Better charter school oversight needed

By Harrison Blackmond

(From Detroit News, Oct. 19th 2011)

Michigan desperately needs to expand high quality educational opportunities for our children. Too many of our public schools are broken, and far too many young people graduate unprepared for college and a career -- if they make it to graduation.

Our inability to effectively educate all our children requires significant, yet responsible, change.

A hopeful sign has emerged -- potentially transformative legislation in Lansing -- but my hope is tethered cautiously. The legislation, a package of seven bills, would remove the state cap on charter schools, allow community colleges to authorize charter schools outside their geographic boundaries, enable the development of charters in districts with graduation rates of 75 percent over the course of three years, exempt charters from property taxes and permit charters to opt out of their district's collective bargaining agreements.

That's a lot of policy speak for a simple outcome: If this legislation passes as is, it is conceivable that one day we will have more charter schools than traditional schools in Michigan.

As someone who has devoted many years to reforming Michigan's education system, I recognize the critical need for high performing charter schools. They provide new, innovative education options for our children, especially when our state's traditional public schools consistently fail to effectively educate our students.

Not all charter schools, however, are great. Just as performance varies among traditional high schools and among colleges, so, too, does it vary among charter schools. With wide variation in performance, we will not serve the interests of Michigan's children simply by creating yet more charter schools.

That, unfortunately, is what this legislation in its current form would allow.

Michigan needs an effective, responsible process for creating charter schools, and authorizers are the key. Whether charter schools reach their full potential depends in large part on the oversight of the authorizers and our ability to hold them accountable for performance. New schools should not be authorized blindly. We cannot approach public education like subprime lenders during the mortgage crisis.

As written, this legislation lacks the oversight and accountability mechanisms for charter school authorizers, which could enable the creation of many new schools that simply fail to meet the needs of their students. Certainly, some of the new charters would be excellent, but recent data suggest that many would likely be no better than traditional schools. Without accountability measures in place, there would be no way to ensure that we're getting the good ones.
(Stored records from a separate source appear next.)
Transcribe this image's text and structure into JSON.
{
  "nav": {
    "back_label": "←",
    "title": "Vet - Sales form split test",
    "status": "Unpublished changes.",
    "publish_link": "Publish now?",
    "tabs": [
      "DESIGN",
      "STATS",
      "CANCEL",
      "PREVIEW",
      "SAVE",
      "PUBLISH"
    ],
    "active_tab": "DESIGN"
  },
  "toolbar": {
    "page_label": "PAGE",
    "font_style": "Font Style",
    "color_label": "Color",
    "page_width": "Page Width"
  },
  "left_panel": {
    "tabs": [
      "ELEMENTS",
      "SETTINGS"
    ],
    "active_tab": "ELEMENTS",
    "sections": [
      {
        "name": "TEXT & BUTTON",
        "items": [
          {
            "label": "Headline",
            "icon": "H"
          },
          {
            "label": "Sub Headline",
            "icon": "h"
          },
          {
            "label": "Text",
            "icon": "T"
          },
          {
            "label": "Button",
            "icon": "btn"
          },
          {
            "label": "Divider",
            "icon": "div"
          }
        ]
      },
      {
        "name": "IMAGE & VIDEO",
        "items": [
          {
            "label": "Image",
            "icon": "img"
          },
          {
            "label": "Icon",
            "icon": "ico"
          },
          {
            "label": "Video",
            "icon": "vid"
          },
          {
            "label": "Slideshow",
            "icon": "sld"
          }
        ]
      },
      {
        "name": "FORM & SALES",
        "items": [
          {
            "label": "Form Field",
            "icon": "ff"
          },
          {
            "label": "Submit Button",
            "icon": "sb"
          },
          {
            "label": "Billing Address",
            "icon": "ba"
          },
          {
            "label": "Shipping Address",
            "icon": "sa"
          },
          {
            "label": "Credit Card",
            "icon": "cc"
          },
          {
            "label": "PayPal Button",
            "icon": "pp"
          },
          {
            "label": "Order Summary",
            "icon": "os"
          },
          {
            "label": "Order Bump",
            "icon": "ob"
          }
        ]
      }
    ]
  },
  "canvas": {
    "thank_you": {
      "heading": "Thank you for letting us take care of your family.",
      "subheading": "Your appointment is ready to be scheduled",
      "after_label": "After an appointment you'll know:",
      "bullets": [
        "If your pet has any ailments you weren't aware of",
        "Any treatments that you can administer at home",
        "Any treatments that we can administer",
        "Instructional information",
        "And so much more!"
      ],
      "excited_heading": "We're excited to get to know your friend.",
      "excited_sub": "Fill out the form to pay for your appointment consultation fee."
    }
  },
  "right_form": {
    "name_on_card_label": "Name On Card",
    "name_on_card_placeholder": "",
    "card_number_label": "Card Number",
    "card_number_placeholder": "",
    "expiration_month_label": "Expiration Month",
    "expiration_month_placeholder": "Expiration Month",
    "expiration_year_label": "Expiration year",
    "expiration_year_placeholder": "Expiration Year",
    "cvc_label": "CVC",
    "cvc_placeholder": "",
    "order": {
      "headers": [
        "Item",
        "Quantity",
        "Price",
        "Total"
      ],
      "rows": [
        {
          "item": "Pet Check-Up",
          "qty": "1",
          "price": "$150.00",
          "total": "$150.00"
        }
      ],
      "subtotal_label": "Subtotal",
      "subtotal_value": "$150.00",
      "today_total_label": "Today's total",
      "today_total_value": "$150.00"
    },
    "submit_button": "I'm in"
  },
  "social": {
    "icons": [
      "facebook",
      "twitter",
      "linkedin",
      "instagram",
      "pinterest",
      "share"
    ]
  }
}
I recently testified in front of the state Senate Education Committee on behalf of Michigan's children. My goal was to clearly show that this legislation can be a powerful force of change, but only if the Legislature drafts and enacts it correctly.

It is not enough that authorizers commit to closing underperforming schools after three to five years. What happens to those children during those years and after the school is closed? What effect will those three to five years of inadequate education have on hundreds, if not thousands, of children? Who will be held accountable for the decision to authorize a charter for such schools? What are the consequences?

I call on the state House to add safeguards so that no child becomes the victim of a failed charter school experiment; I call on the House to put in place strong accountability provisions that permit authorizers to issue charters only to those school operators that have a solid track record of educating students or those operators that can demonstrate the sound reason and research behind their approach; and in the interest of transparency, I call on the House to require authorizers to report annual academic progress for each charter to determine if the schools are making progress toward the goals established by their contracts.

Michigan's children cannot afford for adults to make misguided decisions now. Charter schools are an important part of the solution to the serious challenges we face, but we need a responsible framework for creating and assessing new schools. With an effective system in place, we can work toward our common goal of giving every child an excellent education.

Harrison Blackmond is Michigan state director for Democrats for Education Reform.